Blog
Cost optimized Serverless CI/CD strategy using GitLab
Prashant Singh
September 4, 2020
Back

Motivation

Lowering the IT infra and operation cost, along with reducing the complexity of infra provisioning are few fundamental paradigms, which made serverless architecture a popular solution for many projects these days. Here, we would be discussing the role of serverless architecture in CI/CD in a project and how to choose a cost-optimized managed solution for the same. 

What is serverless architecture?

The word serverless is somewhat misleading. Anyone who is not aware of it would think of serverless as an architecture where no server is involved. Well, that’s not true, servers are there, it’s just that as a developer we don’t have to worry about the complexity of managing and operating the servers by our self.

One of the major advantages of using Serverless is a significant reduction in cost. But we should be mindful of the type of problems for which serverless solutions are best suited.
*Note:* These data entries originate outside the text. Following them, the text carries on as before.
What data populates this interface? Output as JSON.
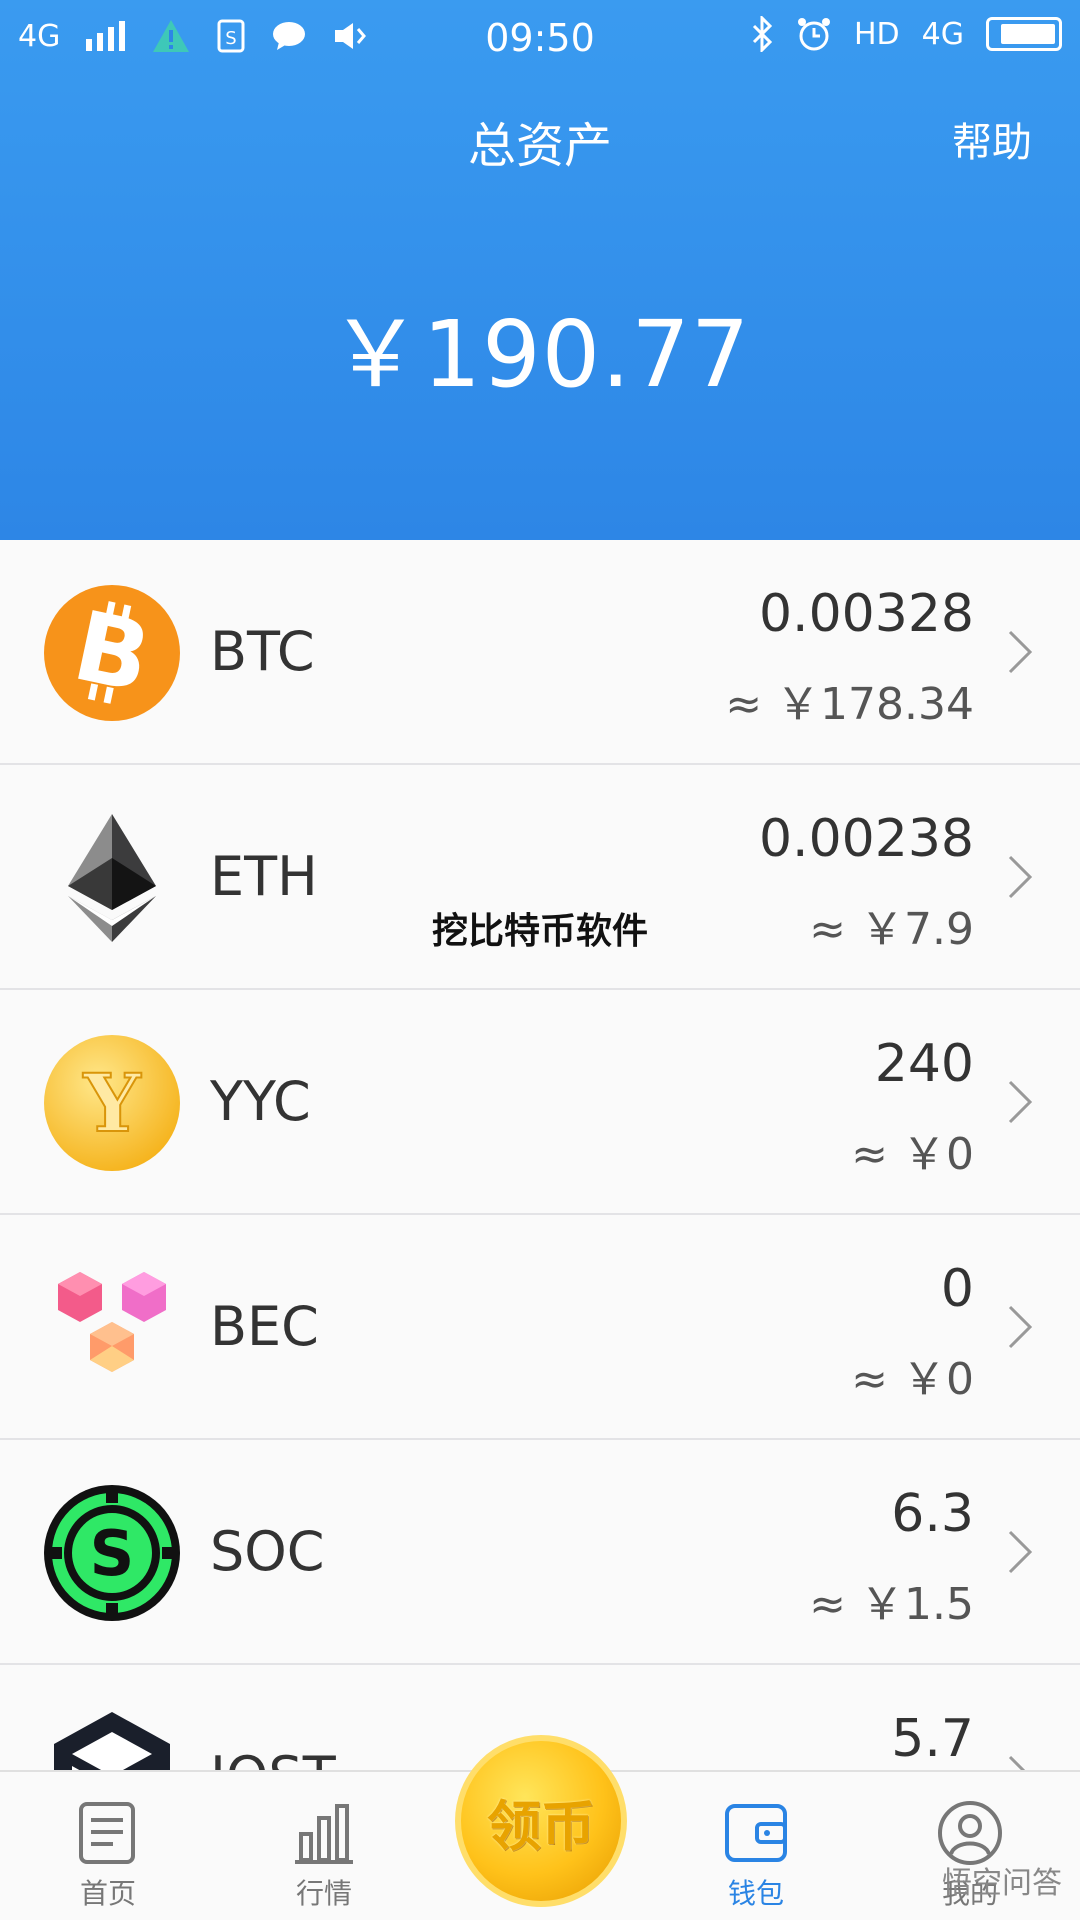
{
  "status_bar": {
    "network_left": "4G",
    "time": "09:50",
    "hd_label": "HD",
    "network_right": "4G"
  },
  "header": {
    "title": "总资产",
    "help_label": "帮助",
    "total_assets": "￥190.77",
    "background_color": "#3a9bf0"
  },
  "coins": [
    {
      "symbol": "BTC",
      "amount": "0.00328",
      "value": "≈ ￥178.34",
      "icon": "bitcoin-icon"
    },
    {
      "symbol": "ETH",
      "amount": "0.00238",
      "value": "≈ ￥7.9",
      "icon": "ethereum-icon"
    },
    {
      "symbol": "YYC",
      "amount": "240",
      "value": "≈ ￥0",
      "icon": "yyc-coin-icon"
    },
    {
      "symbol": "BEC",
      "amount": "0",
      "value": "≈ ￥0",
      "icon": "bec-cubes-icon"
    },
    {
      "symbol": "SOC",
      "amount": "6.3",
      "value": "≈ ￥1.5",
      "icon": "soc-dollar-icon"
    },
    {
      "symbol": "IOST",
      "amount": "5.7",
      "value": "",
      "icon": "iost-icon"
    }
  ],
  "overlay_caption": "挖比特币软件",
  "tabbar": {
    "home_label": "首页",
    "market_label": "行情",
    "claim_label": "领币",
    "wallet_label": "钱包",
    "mine_label": "我的",
    "active_color": "#2a84e4"
  },
  "brand_watermark": "悟空问答"
}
Not every solution can be serverless. For example, it won’t be prudent to train your machine learning model using Lambda functions.
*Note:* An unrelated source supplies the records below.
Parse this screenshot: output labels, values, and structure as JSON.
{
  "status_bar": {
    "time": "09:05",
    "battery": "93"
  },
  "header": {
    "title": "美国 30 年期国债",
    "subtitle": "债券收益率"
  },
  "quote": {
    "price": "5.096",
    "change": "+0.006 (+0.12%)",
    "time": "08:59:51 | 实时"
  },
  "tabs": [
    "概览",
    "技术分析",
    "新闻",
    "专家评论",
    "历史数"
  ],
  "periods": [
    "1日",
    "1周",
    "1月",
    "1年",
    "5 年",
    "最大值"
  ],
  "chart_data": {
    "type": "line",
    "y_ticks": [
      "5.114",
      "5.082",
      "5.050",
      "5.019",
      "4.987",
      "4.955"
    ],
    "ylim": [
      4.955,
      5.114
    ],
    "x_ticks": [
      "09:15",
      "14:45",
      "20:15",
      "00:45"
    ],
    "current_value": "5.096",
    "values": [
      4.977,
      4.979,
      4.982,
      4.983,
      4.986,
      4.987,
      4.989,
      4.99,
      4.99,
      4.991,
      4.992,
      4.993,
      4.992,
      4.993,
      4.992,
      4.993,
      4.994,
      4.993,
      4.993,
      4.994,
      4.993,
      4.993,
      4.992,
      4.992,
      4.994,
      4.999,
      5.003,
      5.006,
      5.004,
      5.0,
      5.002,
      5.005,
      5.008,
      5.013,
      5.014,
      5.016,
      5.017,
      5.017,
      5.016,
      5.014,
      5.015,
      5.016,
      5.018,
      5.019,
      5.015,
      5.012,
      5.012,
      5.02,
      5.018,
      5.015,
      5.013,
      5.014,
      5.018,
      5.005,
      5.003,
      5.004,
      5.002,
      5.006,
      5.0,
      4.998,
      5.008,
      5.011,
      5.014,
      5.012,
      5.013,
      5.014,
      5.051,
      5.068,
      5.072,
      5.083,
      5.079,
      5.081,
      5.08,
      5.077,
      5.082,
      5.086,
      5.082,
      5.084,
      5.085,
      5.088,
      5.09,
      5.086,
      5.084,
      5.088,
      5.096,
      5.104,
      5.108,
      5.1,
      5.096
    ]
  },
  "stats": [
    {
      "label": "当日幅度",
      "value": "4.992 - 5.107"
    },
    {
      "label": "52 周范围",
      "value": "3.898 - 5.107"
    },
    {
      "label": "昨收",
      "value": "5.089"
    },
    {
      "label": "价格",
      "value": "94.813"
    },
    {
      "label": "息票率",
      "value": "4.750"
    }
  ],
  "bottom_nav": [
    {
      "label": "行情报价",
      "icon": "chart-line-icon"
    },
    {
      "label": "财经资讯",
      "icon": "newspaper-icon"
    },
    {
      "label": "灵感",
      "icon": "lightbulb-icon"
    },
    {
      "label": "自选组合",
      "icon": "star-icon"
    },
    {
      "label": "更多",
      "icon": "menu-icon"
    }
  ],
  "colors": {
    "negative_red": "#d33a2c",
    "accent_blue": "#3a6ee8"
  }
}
Typically, in serverless architecture, we split the application into multiple microservices. With microservices, it is easier to achieve high availability and scalability, but the trade-off is having many loosely coupled services without ACID-like transaction consistency. For managing the integration and deployment of these microservices, an end-to-end automated CI/CD pipeline is a prerequisite.

What is CI/CD?

Continuous Integration – It is a software development practice where developers integrate code into the shared repository and with every integration, we perform certain operations including running build, unit test, code style check, and other operations depending on the project.

Continuous Delivery – It could be thought of as an automated process of deploying merged changes on the branch to the respective server.
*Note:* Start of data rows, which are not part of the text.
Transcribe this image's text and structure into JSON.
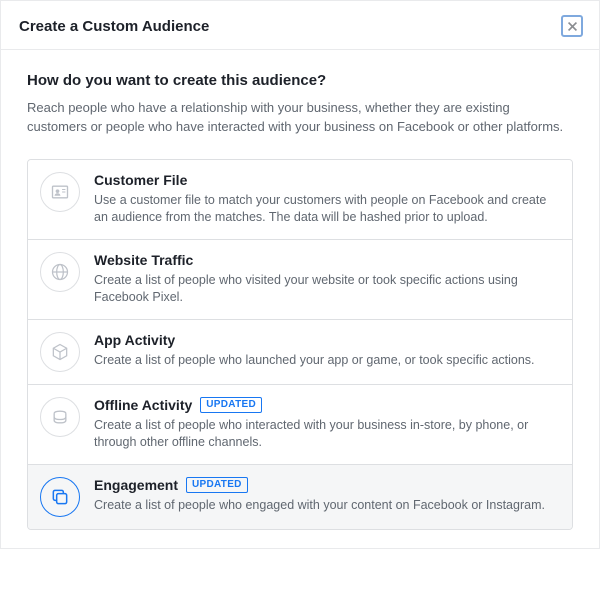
{
  "dialog": {
    "title": "Create a Custom Audience",
    "question": "How do you want to create this audience?",
    "description": "Reach people who have a relationship with your business, whether they are existing customers or people who have interacted with your business on Facebook or other platforms.",
    "badge_label": "UPDATED"
  },
  "options": {
    "customer_file": {
      "title": "Customer File",
      "desc": "Use a customer file to match your customers with people on Facebook and create an audience from the matches. The data will be hashed prior to upload."
    },
    "website_traffic": {
      "title": "Website Traffic",
      "desc": "Create a list of people who visited your website or took specific actions using Facebook Pixel."
    },
    "app_activity": {
      "title": "App Activity",
      "desc": "Create a list of people who launched your app or game, or took specific actions."
    },
    "offline_activity": {
      "title": "Offline Activity",
      "desc": "Create a list of people who interacted with your business in-store, by phone, or through other offline channels."
    },
    "engagement": {
      "title": "Engagement",
      "desc": "Create a list of people who engaged with your content on Facebook or Instagram."
    }
  }
}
The combination of these two concepts helps developers to focus more on code, implementing new features, deliver value faster and more transparently. 

When choosing the right platform for CI/CD, we have many options. But generally, options fall under one of the two categories –

  1. Managed CI/CD services
  2. Self-hosted services which we need to set up and manage ourselves

These two types of services differ on various parameters, but we would evaluate them mainly on parameters like infrastructure management, costing and extensibility

ParameterManaged CI/CD serviceSelf-hosted CI/CD service
InfrastructureCompletely hosted and supervised by an external organization offering CI/CD services. It is the service provider’s responsibility for running, scaling the services, and maintaining the server health.We are responsible for making infrastructural decisions, keeping the underlying servers healthy by servicing hardware, patching software, ensuring the services are available, secure, and performing adequately.
CostCompetitive pricing but the price might not scale well and could increase considerably as the team size increasesRunning and managing the infrastructure, servers and keeping them healthy requires a dedicate team, also running self-hosted resources adds up the pricing  
ExtensibilityServices might not have support for all the platforms, tools, and environments. Before introducing new technology or language in the project, we must check if those are supported by the service providerHighly extensible, more support for different platforms and languages. Even some services can be customized with plugin/extension to support functionality that is not available by default.
Server AvailabilityShared VM runners as well as dedicated VM runnersDedicated runners
ProviderGitLab CI, AWS CodePipeline, Azure DevOps, GitHub Actions, Atlassian Bamboo CI, Travis CIJenkins, TeamCity

​​​​​​​

Traditional Approach to CI/CD​​​​​​​

Historically, Jenkins has been the automation server of choice for CI/CD in many organizations. While Jenkins is a stable, proven, and extensible solution, it has its own set of limitations.

First of all, you have to maintain your own build servers which keep running 24 x 7 thereby entailing a lot of costs because the application code is obviously not being built throughout the day. Then, you need to have a dedicated team of DevOps engineers to manage your automation pipelines and also look after the stability and performance of the Jenkins servers. While this may work for large and complex projects, it may be overkill for most of the other projects out there.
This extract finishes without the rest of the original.